Matikinca’s installation is more than just a portrait of the horror of abuse, however. It’s an essay on childhood that reaches deep into the ethos of poverty, but also engages the levity of being a child. The desks are surrounded by shoes. They’re pairs of shoes, but organised with a sense of the cheeky, a playfulness.
The shoes are not perfectly cast. They’re not perfectly filed with flawless finishes. They shouldn’t be. They convey the etymology of “shoe” without these attentions to detail. These represent the notorious “hand-me-downs” that a wealthy society flings in the direction of its indigent little sons and daughters. The items that are meant to be “good enough” because the recipients are still tainted with a “less than” set of values.
Image: Supplied
Positioned as they are, these cast shoes take on the ghost bodies and personalities of small children. As you stand on the outskirts of this sketched classroom, in your mind’s ear, you can hear the strident voices of very young people, with feet small enough to fit Matikinca’s cast renditions of children’s shoes on the floor. They laugh and play. They gossip and pretend. They do what children are meant to.

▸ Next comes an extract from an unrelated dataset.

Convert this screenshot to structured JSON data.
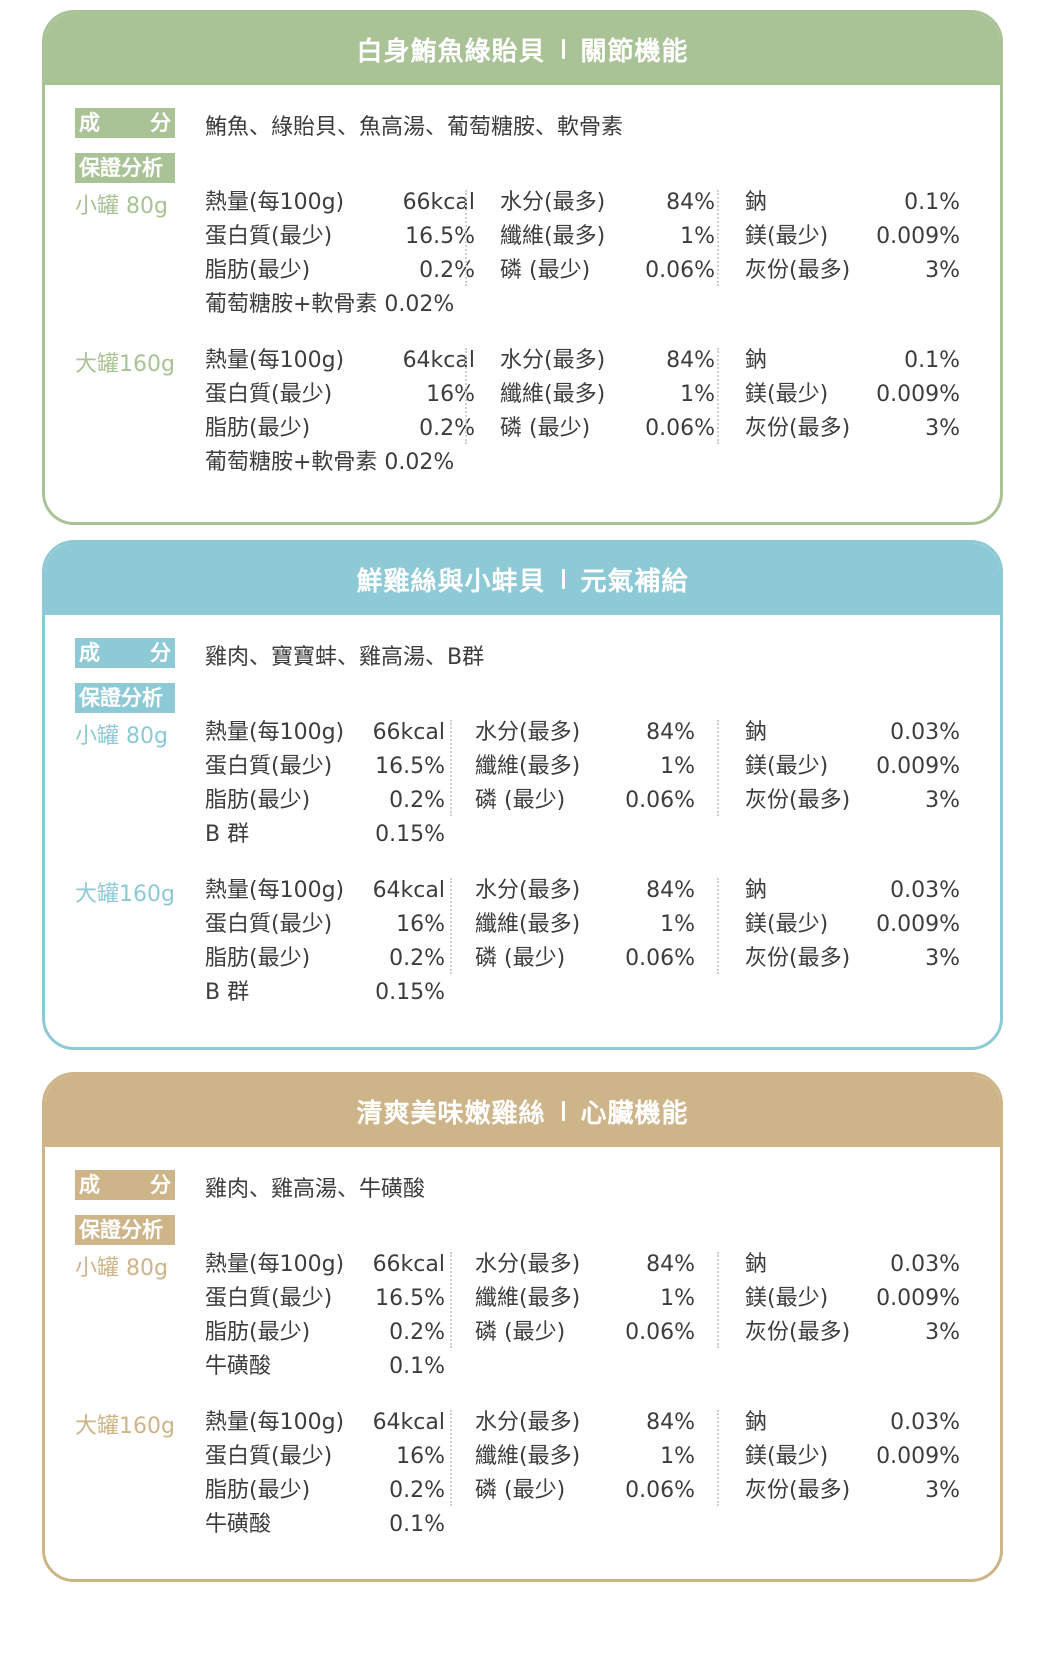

They stand on tip toes or balanced on one foot, jauntily positioning their anatomies in the face of discourse and focus. They carve the surface of the wooden desks into reflections on who they are and what they believe. It’s an installation alive with energy.
On the other hand, there is you, the beholder. You enter this space and look at the pieces of what should embrace education. The situation points to you, an adult in this world that has allowed children to be compromised so brutally. Fortuitously or perhaps ironically, Pretoria Art Museum itself plays a role in the installation’s sense of moral despair, which makes Matikinca’s work glow all the brighter with anger. The installation is placed between the museum’s ceramic collection, a room divider and a dusty window. The lighting is weak and one of the LED globes was flickering a flicker of demise, a few days after the exhibition’s opening.
Image: Supplied
Matikinca’s exhibition also shows bronze cast school objects and bits of stationery — or allusions to stationery — which are blind embossed on Fabriano. These pieces are exhibited on plinths and on the wall, aside the installation. While these parts of the show allude to imbalance in value through the use of bronze, an expensive medium, they’re works that do not fulsomely add to the impact of the main installation.
In essence, had Matikinca immersed her audience in this sense of ghostly promise more forcefully, the exhibition would have been stronger. But, for this 23-year-old’s debut show, the work reaches deeply and with maturity into contemporary SA’s oversights and underprovisions. It’s a show that should be given currency outside the offices of the financial decisionmakers regarding educational grants and the psychology of the hand-me-down.
Ukungalingani Kwezemfundo (Educational Inequality) is on at the Pretoria Art Museum until November 3. An entrance fee is payable in cash — R30 (adults), R15 (pensioners and students), R10 (learners) and R2 for all visitors on Wednesdays.